La chiesa è sofferente ha detto il papa. Giusto: I dati sulla pratica religiosa sono tremendi. La percentuale di chi si dichiara cattolico in Italia è scesa per la prima volta dopo secoli sotto la metà della popolazione (46%). I bambini battezzati sono scesi dall’80% al 45% in appena un decennio. Per non parlare del declino delle vocazioni, ormai fenomeno di lunga data, arginato solo dalle deprecabili ordinazioni terzomondiste di massa. La Chiesa Spagnola in uno spot ha addirittura pubblicizzato il sacerdozio come posto fisso incarnando perfettamente il geniale padre Pizzarro di Guzzanti. Le chiese si svuotano come i concetti che il catechismo propone.
La disobbedienza in questi casi è una grande virtù. Il consenso si forma sulla quota di autorevolezza che ha la persona che parla. Questo è sacrosanto ed è un frutto meraviglioso anche se combattuto della nostra epoca superinformata e livellante. Internet e la democrazia virtuale non sono giochi per adolescenti e pensionati, sono davvero un nuovo luogo di formazione del rapporto tra consenso e autorità.

Un riposizionamento che dura da molto tempo e ha radici profonde nella nostra storia. Questi due poli si avvicinano fortunatamente sempre di più grazie alla disponibilità immediata dell’informazione, nel tempo e nello spazio. La chiesa soffre semplicemente questa dialettica a cui è aliena, da società “ancien regime” quale è. La libertà di disobbedire è merce rara in molti ambienti, anche quello giornalistico, a volte anche a “Il Fatto Quotidiano”, ma è indispensabile per essere uomini e godere dell’intelligenza e delle capacità proprie e altrui.

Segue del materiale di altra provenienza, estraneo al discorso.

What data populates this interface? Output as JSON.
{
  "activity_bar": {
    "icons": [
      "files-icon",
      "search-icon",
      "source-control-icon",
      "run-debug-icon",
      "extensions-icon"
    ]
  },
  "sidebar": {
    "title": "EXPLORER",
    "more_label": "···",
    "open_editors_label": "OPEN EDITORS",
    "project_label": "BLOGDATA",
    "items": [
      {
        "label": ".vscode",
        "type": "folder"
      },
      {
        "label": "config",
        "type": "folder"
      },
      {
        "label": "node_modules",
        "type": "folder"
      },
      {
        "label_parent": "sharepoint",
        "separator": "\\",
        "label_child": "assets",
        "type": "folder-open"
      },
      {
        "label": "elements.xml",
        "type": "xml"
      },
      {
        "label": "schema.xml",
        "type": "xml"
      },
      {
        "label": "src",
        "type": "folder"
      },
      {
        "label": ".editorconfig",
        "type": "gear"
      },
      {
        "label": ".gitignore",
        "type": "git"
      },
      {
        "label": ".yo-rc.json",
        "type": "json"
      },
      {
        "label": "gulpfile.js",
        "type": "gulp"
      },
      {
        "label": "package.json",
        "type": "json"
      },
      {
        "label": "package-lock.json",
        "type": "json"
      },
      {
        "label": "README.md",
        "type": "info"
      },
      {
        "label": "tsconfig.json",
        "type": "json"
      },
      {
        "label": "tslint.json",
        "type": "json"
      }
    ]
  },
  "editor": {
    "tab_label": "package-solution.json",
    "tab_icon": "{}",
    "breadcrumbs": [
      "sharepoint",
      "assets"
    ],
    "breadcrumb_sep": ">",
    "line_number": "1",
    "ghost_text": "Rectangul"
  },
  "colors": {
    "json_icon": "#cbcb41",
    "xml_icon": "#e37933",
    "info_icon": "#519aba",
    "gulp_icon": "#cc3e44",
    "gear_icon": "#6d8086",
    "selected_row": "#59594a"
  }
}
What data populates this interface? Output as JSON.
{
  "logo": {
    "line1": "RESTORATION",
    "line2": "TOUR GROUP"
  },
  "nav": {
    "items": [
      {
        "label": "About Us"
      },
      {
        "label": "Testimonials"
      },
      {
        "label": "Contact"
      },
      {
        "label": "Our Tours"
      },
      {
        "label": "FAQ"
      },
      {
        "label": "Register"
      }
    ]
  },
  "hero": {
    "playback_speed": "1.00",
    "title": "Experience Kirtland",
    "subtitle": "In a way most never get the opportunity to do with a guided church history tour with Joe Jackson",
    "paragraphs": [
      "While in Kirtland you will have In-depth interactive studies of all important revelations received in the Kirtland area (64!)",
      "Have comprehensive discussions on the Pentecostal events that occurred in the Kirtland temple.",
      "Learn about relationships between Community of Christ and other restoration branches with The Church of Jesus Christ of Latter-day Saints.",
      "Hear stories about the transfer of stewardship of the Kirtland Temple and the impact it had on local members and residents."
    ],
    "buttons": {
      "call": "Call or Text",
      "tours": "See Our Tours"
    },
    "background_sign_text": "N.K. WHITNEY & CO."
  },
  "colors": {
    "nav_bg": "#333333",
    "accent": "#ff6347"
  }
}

La gratuità di riconoscere la forza delle argomentazioni dell’altro è il sale della democrazia e probabilmente dell’esistenza. Per questo la disobbedienza è garanzia di salvezza anche per la chiesa. Fa impressione che questa gratuità rispetto alla verità ci tocca impararla da uno come Bossi. Commovente la sua tristezza e la sua ammissione di colpa. Ha immediatamente capito che difendere se stesso significava uccidere il movimento, l’idea, la verità che riteneva di aver vissuto in questi anni. Non ha avuto dubbi che morendo politicamente poteva dare nuova vita alla sua creatura. Minuti da grande leader che forse possono mettere in crisi tutta la prima repubblica borbonica che è ancora in parlamento.